Searching across GitHub you can find many pull requests (PRs) with helpful titles like 'Update to Gradle xxx'.
Many of these PRs are contributed by individuals outside of the organization maintaining the project.
Many maintainers are incredibly grateful for these kinds of contributions as it takes an item off of their backlog.
We assume that most maintainers do not consider the security implications of accepting the Gradle Wrapper binary from an external contributors.
There is a certain amount of blind trust open source maintainers have.

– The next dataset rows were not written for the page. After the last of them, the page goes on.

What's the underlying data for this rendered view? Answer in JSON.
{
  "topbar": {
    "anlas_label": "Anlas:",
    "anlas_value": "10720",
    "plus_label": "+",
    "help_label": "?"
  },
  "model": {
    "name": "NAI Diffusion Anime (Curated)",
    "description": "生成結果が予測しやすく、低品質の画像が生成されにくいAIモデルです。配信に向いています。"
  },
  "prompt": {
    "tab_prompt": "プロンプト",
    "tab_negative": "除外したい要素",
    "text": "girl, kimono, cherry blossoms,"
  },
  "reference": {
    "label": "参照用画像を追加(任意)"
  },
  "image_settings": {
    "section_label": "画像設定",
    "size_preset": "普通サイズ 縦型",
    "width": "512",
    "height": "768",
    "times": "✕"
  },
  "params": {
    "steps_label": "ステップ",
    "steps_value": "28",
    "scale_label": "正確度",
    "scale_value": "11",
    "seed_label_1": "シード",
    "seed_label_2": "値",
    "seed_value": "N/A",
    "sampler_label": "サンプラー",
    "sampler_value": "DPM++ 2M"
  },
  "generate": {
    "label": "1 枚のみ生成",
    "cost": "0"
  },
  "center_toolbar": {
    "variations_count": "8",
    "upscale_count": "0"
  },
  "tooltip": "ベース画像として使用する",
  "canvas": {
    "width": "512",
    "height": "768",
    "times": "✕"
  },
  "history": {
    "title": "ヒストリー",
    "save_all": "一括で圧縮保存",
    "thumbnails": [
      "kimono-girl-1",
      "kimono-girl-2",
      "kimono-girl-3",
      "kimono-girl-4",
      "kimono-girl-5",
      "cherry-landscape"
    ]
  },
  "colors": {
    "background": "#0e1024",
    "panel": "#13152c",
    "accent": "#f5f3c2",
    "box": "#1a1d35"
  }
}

Further compounding the issue is that maintainers are most often greeted in these PRs with a diff to the `gradle-wrapper.jar` that looks like this.
![Screen Shot 2020-01-07 at 12 26 07 PM](https://user-images.githubusercontent.com/1323708/71915219-477d7780-3149-11ea-9254-90c80dbffb0a.png)
A fairly simple social engineering supply chain attack against open source would be contribute a helpful “Updated to Gradle xxx” PR that contains malicious code hidden inside this binary JAR.
A malicious `gradle-wrapper.jar` could execute, download, or install arbitrary code while otherwise behaving like a completely normal `gradle-wrapper.jar`.
This problem is unique to open source and doesnt normally impact companies with closed source and pre-vetted employees.
## Solution
We have created a simple GitHub Action that can be applied to any GitHub repository.
This GitHub Action will do one simple task:
verify that any and all `gradle-wrapper.jar` files in the repository match the SHA-256 checksums of any of our official releases.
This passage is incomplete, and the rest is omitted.